Минчин: Без диагноза, без обследования?..

Шемякин: Диагноз у меня, оказывается, уже был, заочно поставили: шизофрения! Привезли меня в Скворцово-Степаново, ну вы знаете, что такое «психушка». Сняли с меня очки, посадили в холодную ванну, раздели догола, так что первый раз я очутился голый перед здоровыми бабами, и спросили грозно: «Мандавошки есть?». Втолкнули в «надзорку», где я сразу получил по морде – от настоящих сумасшедших. Через несколько дней меня перевезли в клинику Осипова, где были со всей страны собраны «сливки» шизофрении, паранойи, эпилепсии, так как до этого меня объявили необычным больным. Там врачи ходили в мундирах, поверх которых были наброшены для приличия белые халаты. Там уже начались пытки экспериментального характера.

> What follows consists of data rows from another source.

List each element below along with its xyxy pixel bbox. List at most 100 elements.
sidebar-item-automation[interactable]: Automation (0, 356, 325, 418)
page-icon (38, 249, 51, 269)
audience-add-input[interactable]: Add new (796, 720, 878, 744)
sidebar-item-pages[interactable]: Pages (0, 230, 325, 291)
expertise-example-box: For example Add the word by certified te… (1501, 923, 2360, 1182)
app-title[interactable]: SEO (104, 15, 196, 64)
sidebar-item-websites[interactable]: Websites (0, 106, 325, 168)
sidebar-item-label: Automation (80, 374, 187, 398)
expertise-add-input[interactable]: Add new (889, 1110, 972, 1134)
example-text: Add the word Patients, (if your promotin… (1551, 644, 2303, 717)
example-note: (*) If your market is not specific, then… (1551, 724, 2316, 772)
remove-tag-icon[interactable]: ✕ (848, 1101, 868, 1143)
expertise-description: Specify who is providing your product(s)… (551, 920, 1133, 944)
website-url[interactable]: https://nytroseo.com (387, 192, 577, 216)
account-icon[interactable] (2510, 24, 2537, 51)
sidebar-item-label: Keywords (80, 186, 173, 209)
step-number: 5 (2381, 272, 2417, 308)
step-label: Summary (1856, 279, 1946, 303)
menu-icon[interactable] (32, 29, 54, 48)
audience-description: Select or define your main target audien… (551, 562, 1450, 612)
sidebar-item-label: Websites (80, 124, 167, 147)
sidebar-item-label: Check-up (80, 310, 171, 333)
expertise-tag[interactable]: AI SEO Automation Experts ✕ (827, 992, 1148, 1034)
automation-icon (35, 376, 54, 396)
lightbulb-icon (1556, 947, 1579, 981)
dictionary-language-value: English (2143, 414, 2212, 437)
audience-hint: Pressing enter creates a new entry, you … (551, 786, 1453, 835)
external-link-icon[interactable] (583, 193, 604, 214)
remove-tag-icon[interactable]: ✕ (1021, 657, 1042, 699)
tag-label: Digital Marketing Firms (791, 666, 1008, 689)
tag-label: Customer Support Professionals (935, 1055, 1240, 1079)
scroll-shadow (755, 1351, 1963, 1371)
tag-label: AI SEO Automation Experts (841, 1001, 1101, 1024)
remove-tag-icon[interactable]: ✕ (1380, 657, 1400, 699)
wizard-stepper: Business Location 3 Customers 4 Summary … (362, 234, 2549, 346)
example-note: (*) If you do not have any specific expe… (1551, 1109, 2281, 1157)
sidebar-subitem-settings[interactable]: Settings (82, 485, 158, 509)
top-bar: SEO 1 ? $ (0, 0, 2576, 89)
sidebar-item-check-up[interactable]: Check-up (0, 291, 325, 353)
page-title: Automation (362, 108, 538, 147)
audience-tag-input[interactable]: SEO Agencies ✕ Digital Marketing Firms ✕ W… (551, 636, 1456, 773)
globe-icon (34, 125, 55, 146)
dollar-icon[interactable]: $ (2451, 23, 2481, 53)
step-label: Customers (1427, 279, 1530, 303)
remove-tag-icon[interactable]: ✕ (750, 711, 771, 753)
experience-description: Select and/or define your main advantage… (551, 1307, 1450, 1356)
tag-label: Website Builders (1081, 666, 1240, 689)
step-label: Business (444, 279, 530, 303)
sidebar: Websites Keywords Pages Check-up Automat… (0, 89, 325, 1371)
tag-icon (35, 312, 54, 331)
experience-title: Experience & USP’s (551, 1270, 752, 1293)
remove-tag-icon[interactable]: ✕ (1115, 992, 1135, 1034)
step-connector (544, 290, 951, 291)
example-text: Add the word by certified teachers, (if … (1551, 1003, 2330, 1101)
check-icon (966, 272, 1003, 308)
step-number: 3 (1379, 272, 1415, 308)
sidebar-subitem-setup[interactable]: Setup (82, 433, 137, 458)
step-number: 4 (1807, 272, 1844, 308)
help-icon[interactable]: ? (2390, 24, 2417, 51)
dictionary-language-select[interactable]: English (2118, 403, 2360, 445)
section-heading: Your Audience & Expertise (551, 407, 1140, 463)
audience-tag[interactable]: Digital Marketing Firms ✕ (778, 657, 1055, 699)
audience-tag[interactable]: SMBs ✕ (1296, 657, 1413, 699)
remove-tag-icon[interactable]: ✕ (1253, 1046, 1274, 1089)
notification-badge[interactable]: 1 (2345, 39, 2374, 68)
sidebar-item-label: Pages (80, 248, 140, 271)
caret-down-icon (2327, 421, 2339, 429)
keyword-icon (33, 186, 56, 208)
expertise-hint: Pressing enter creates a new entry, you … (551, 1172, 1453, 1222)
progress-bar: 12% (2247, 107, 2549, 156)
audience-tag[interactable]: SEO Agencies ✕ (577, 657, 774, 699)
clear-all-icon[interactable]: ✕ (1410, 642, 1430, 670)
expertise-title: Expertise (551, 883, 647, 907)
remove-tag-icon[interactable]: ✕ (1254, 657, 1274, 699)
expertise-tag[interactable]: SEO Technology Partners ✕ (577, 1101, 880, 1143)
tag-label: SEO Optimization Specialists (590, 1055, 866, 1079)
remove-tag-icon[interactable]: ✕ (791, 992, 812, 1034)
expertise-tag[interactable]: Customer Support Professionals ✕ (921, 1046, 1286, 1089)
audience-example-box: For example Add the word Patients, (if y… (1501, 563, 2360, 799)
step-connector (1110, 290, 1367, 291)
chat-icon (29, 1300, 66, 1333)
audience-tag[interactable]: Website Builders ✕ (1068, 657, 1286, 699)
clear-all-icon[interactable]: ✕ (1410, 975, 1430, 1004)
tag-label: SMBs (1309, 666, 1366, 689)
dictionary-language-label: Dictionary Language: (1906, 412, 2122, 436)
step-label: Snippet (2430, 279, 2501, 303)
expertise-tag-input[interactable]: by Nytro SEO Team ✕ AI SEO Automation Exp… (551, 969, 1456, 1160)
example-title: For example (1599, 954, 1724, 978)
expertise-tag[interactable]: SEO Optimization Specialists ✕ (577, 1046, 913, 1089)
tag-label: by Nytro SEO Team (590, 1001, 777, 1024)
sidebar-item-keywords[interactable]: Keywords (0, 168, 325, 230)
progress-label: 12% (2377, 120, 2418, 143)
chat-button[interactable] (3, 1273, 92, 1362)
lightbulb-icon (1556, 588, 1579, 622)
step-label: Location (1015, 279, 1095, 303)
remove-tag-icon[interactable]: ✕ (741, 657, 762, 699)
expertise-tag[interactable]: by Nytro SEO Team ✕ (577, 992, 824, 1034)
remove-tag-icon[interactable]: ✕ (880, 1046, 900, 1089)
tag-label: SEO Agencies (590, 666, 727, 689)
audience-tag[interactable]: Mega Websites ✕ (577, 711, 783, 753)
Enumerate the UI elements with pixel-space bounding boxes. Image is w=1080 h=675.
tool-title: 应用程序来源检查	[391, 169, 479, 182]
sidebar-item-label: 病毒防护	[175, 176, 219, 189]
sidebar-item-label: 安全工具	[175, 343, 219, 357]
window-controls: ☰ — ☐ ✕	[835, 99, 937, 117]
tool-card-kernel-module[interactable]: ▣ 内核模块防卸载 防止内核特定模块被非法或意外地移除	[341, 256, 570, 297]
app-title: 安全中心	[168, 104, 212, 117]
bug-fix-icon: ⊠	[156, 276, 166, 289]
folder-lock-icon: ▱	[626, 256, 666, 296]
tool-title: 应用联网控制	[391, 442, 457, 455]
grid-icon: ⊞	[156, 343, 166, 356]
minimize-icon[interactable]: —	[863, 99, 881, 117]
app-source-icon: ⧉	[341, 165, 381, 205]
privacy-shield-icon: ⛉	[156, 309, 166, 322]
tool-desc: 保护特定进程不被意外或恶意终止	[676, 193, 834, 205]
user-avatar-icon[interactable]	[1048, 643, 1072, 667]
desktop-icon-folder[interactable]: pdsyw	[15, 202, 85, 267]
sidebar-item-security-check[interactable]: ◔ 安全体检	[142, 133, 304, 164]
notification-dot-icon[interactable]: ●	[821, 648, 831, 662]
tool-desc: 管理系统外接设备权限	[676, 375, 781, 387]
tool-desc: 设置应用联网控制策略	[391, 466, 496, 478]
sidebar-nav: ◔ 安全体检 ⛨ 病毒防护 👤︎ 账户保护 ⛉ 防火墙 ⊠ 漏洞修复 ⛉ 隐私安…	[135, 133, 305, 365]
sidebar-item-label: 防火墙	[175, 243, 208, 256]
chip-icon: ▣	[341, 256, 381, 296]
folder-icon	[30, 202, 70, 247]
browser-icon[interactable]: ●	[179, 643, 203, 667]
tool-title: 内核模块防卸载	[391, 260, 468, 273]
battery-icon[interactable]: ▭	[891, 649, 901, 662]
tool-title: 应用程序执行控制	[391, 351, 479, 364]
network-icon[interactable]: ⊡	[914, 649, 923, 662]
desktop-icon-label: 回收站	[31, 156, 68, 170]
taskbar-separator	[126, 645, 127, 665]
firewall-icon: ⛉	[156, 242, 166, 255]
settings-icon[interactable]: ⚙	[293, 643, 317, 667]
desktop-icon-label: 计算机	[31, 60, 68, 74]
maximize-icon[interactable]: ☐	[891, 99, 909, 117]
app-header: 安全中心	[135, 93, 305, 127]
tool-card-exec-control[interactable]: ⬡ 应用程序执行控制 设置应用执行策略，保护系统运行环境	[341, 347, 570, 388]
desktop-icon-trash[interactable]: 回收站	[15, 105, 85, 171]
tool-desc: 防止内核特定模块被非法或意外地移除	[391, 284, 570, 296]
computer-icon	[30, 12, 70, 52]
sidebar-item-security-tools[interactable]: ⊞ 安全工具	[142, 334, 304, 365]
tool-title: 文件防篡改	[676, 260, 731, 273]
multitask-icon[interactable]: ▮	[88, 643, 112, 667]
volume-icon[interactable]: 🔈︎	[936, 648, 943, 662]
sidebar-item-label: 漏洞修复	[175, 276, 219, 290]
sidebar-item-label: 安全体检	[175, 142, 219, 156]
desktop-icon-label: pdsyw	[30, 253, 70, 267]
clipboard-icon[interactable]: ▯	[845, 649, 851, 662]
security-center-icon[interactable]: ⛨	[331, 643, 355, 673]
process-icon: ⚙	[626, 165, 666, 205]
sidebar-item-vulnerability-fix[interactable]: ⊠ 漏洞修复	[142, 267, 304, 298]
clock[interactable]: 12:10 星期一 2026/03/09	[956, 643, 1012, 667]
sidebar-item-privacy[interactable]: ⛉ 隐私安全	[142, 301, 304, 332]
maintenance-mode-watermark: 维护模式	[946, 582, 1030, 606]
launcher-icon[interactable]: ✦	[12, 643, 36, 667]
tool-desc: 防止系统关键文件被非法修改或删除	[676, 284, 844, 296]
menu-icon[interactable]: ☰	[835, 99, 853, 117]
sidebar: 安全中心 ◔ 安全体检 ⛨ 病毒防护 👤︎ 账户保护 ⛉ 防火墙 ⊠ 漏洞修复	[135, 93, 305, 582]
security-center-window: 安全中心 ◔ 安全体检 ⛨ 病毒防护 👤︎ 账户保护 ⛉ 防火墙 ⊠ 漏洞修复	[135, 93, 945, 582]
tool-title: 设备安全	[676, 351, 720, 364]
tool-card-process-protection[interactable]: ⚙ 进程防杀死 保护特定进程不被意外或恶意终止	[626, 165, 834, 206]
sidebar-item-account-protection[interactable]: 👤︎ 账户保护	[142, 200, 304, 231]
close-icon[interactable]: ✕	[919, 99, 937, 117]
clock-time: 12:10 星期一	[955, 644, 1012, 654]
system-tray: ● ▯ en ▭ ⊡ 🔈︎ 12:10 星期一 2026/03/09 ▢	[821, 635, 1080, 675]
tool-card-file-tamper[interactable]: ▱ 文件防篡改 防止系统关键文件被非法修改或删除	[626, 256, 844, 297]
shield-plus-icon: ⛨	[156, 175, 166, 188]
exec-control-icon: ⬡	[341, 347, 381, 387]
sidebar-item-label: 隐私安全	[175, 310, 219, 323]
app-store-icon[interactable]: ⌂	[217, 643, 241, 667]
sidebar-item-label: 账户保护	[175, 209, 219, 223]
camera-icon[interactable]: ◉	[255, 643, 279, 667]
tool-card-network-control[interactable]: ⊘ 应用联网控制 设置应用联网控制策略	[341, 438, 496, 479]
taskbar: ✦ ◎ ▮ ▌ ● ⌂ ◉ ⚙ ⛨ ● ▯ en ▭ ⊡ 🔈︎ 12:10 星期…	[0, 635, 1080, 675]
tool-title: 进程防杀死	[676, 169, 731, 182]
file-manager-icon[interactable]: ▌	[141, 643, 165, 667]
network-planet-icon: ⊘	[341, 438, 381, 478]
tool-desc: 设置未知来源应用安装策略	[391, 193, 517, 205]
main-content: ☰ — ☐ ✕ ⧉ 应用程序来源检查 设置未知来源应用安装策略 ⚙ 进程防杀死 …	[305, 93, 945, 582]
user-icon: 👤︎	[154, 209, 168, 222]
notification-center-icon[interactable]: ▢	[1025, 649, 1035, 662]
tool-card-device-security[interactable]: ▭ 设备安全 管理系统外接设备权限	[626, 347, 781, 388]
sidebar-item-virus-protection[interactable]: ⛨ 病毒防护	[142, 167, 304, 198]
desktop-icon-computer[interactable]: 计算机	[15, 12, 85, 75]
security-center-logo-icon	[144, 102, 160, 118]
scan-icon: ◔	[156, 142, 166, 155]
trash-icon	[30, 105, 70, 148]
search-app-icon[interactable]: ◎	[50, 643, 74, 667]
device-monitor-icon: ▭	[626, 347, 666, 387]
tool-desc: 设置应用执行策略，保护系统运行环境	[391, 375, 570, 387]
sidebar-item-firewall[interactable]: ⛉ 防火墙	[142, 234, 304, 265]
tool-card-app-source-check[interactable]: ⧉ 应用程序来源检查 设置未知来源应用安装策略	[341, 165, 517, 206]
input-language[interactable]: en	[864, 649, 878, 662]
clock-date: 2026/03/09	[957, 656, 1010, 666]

Минчин: Хотите поделиться «опытом»?

Шемякин: Просидел я там полгода, меня пытались заставить рисовать красками, чтобы проверить мое цветоощущение, я отказывался. Приезжал туда известный профессор Случевский, он руководил экспертизой в судебной медицине, страшная личность такая. Что мне вкалывали, я не знаю, но все это было неприятно. Дали карандаш, но точить его было нечем, я лежал в «буйной» палате, в беспокойном отделении. Карандаш я точил зубами, об стенку заострял грифель. Мне давали листы бумаги, я рисовал портреты сумасшедших. Потом у меня их просили, клянчили врачи, я с удовольствием дарил – им нравилось. Один раз меня одели в халат (там, где я находился, царил большой бедлам, многие вообще ходили голые, а зимой в кальсонах) и привели в большую залу, где все стены были завешаны картинами, акварелями, рисунками. На отдельной стене я увидел целую подборку моих работ. Вокруг сидели студенты, профессор Случевский, врачи. Таким образом, моя первая персональная выставка состоялась в дурдоме. Мне задавали вопросы, и я на фоне своих работ показывал, так сказать, демонстрировал заболевание.

Минчин: Помогла вам вырваться из этого ада мама?

Шемякин: Да, с ее помощью. Я чувствовал через шесть месяцев, что больше уже не вынесу. Там было много военных чинов, и один офицер покончил с собой довольно жестоким способом. Он забил себе в рот яблоки, которые ему принесла жена. Я сказала матери, что если она не вызволит меня оттуда, я покончу с собой. Офицера этого я не знал. Мать подняла большую панику, и с величайшим трудом ей удалось меня выцарапать только на поруки. Таким образом, я вышел из сумасшедшего дома. Никогда в жизни не забуду этого дня – мне показалось, что я обрел феноменальную, никогда не испытанную ранее свободу. Первое, что я сделал, отправив маму на троллейбусе домой, купил в ларьке коробку спичек и стал зажигать по одной и бросать. Зажигать и бросать. Вы знаете, что такое в сумасшедшем доме спички?! Это оказалось для меня большим символом свободы. Пришел я домой ночью. Я говорил себе «хочу идти налево» – и поворачивал в переулок, или «хочу идти направо».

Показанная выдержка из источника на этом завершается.